Toutes proportions gardées, c’est un peu comme si Nazaré s’était évaporée du jour au lendemain. Le légendaire spot urbain d’Eisbach, dans le centre de Munich, n’est plus. Depuis le nettoyage annuel du canal du même nom, la vague statique la plus connue au monde a cessé de se former. Surfeurs, techniciens et autorités bavaroises cherchent à comprendre ce qui l’a déréglée… et comment la faire renaître.
Chaque automne, la ville de Munich vide une partie du réseau de canaux dérivés de l’Isar pour le traditionnel « Bachauskehr », un grand nettoyage qui permet de curer le fond et d’entretenir les berges. Cette année, l’opération a eu lieu pendant la deuxième quinzaine d’octobre. Jusque-là, rien d’anormal.
Le problème survient à la remise en eau, début novembre. Lorsque les autorités ouvrent les vannes, la vague d’Eisbach – un saut hydraulique quasi parfait, sculpté par le flux et les murs du canal – ne reprend pas forme. « Je suis resté là, planche sous le bras, incapable d’y croire », raconte Klaus Rudolf, pionnier du surf munichois, au magazine allemand Stern. Ce jour-là, il rentre chez lui sans avoir surfé la puissante vague statique qui peut atteindre jusqu'à 1,5 m.
Pourquoi la vague ne se forme-t-elle plus ?

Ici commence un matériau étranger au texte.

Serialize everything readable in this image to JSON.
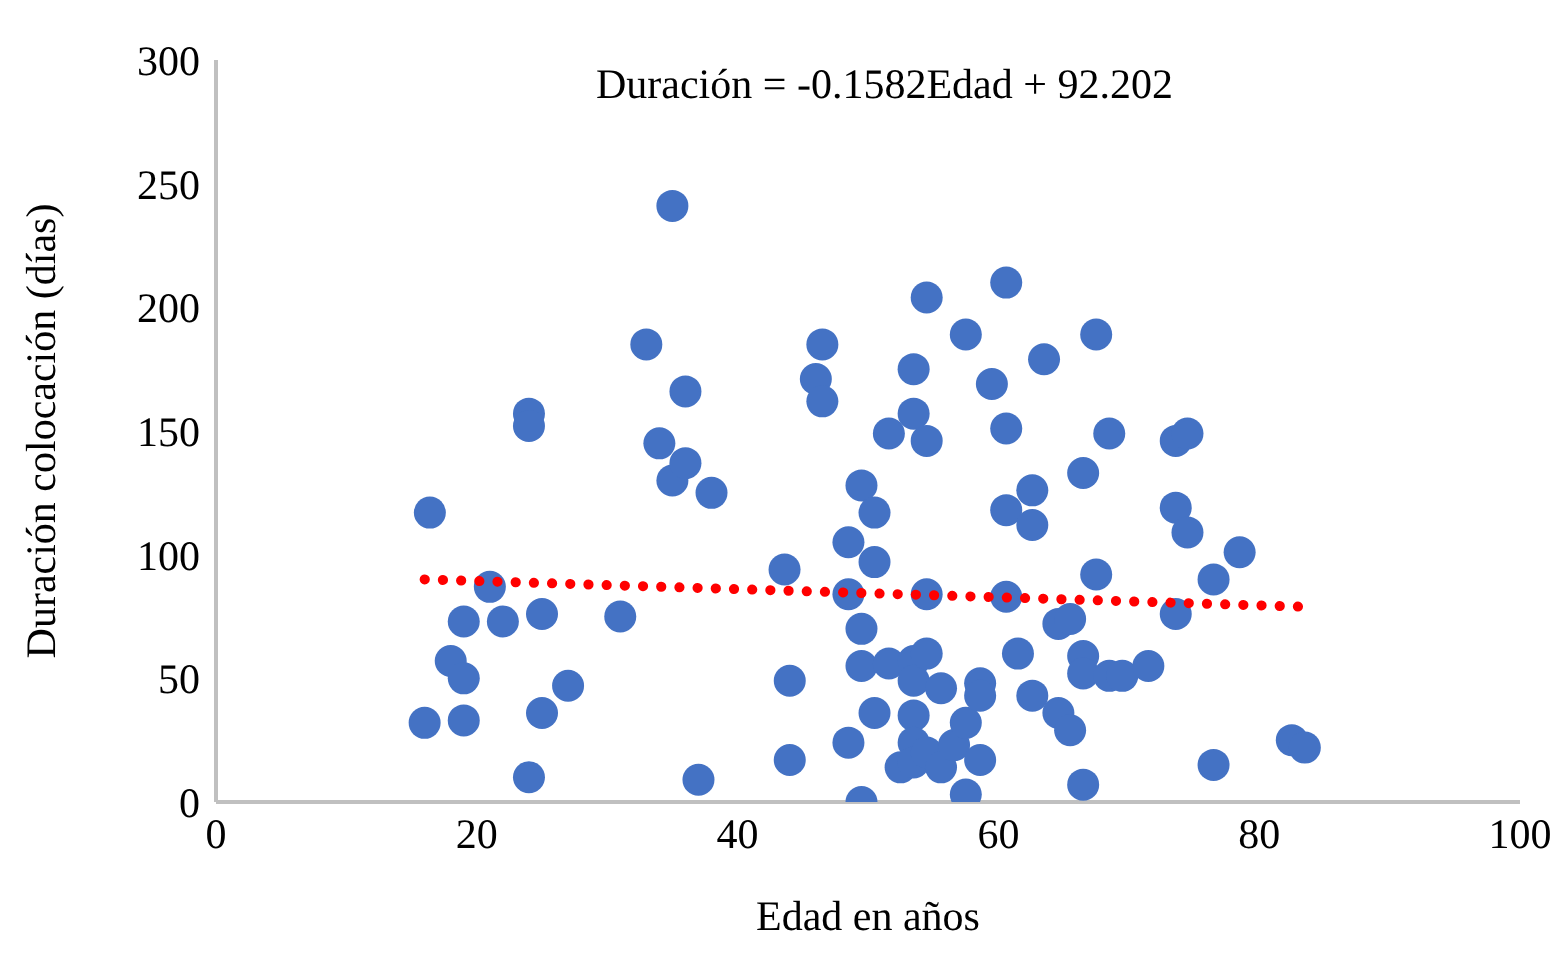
{
  "chart_data": {
    "type": "scatter",
    "xlabel": "Edad en años",
    "ylabel": "Duración colocación (días)",
    "annotations": [
      "Duración = -0.1582Edad + 92.202"
    ],
    "xlim": [
      0,
      100
    ],
    "xticks": [
      0,
      20,
      40,
      60,
      80,
      100
    ],
    "ylim": [
      0,
      300
    ],
    "yticks": [
      0,
      50,
      100,
      150,
      200,
      250,
      300
    ],
    "grid": false,
    "series": [
      {
        "color": "#4472c4",
        "marker": "circle",
        "x": [
          16.4,
          16,
          18,
          19,
          19,
          19,
          21,
          22,
          24,
          24,
          24,
          25,
          25,
          27,
          31,
          33,
          34,
          35,
          35,
          36,
          36,
          37,
          38,
          43.6,
          44,
          44,
          46,
          46.5,
          46.5,
          48.5,
          48.5,
          48.5,
          49.5,
          49.5,
          49.5,
          49.5,
          50.5,
          50.5,
          50.5,
          51.6,
          51.6,
          52.5,
          53.5,
          53.5,
          53.5,
          53.5,
          53.5,
          53.5,
          53.5,
          54.5,
          54.5,
          54.5,
          54.5,
          54.5,
          55.6,
          55.6,
          56.6,
          57.5,
          57.5,
          57.5,
          58.6,
          58.6,
          58.6,
          59.5,
          60.6,
          60.6,
          60.6,
          60.6,
          61.5,
          62.6,
          62.6,
          62.6,
          63.5,
          64.6,
          64.6,
          65.5,
          65.5,
          66.5,
          66.5,
          66.5,
          66.5,
          67.5,
          67.5,
          68.5,
          68.5,
          69.5,
          71.5,
          73.6,
          73.6,
          73.6,
          74.5,
          74.5,
          76.5,
          76.5,
          78.5,
          82.5,
          83.5
        ],
        "values": [
          117,
          32,
          57,
          50,
          73,
          33,
          87,
          73,
          157,
          152,
          10,
          76,
          36,
          47,
          75,
          185,
          145,
          241,
          130,
          166,
          137,
          9,
          125,
          94,
          49,
          17,
          171,
          185,
          162,
          105,
          84,
          24,
          128,
          70,
          55,
          0,
          117,
          97,
          36,
          149,
          56,
          14,
          175,
          157,
          57,
          49,
          35,
          24,
          16,
          204,
          146,
          84,
          60,
          20,
          46,
          14,
          23,
          189,
          32,
          3,
          48,
          43,
          17,
          169,
          210,
          151,
          118,
          83,
          60,
          126,
          112,
          43,
          179,
          72,
          36,
          74,
          29,
          133,
          59,
          52,
          7,
          189,
          92,
          149,
          51,
          51,
          55,
          146,
          119,
          76,
          149,
          109,
          90,
          15,
          101,
          25,
          22
        ]
      },
      {
        "type": "line",
        "color": "#ff0000",
        "marker": "none",
        "line_style": "dotted",
        "x": [
          16,
          83
        ],
        "values": [
          90,
          79
        ]
      }
    ]
  }
}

Pourtant, aucune modification visible n’a été effectuée à l’occasion du Bachauskehr. Ni sur les parois, ni sur le canal. Alors pourquoi la vague ne se forme plus ? Certains hydrologues tentent une explication : le lit du canal d’Eisbach aurait légèrement bougé. Un dépôt de gravier, un décalage de flux, un centimètre de trop ou de moins sur la marche hydraulique et le spot s’effondre. « En hydraulique fluviale, quelques centimètres sont déterminants », rappelle un ingénieur du ministère d'État bavarois pour l'environnement, auprès de BeachGrit. Pour recréer la vague, les autorités pensent désormais à augmenter le débit du canal ou à ajuster son fond pour tenter de reproduire les conditions d’origine.
Il ne s’agit pas seulement de faire perdurer un spot mais toute une culture, celle du surf urbain. Depuis les années 1970 et au fil du temps, l’Eisbach est devenue un laboratoire, une inspiration à l’origine de la création de dizaines d’autres spots fluviaux, en rivière ou en canal : Salzbourg, Lucerne, Vienne… C’est aussi une pratique, une exigence même : celle du take-off instantané depuis les berges. À tel point qu'aujourd'hui, l'Eisbach est surnommée « la Mère de toutes les vagues de rivière », un titre qui lui a été donné bien avant l'autorisation du surf par les autorités bavaroises en 2010.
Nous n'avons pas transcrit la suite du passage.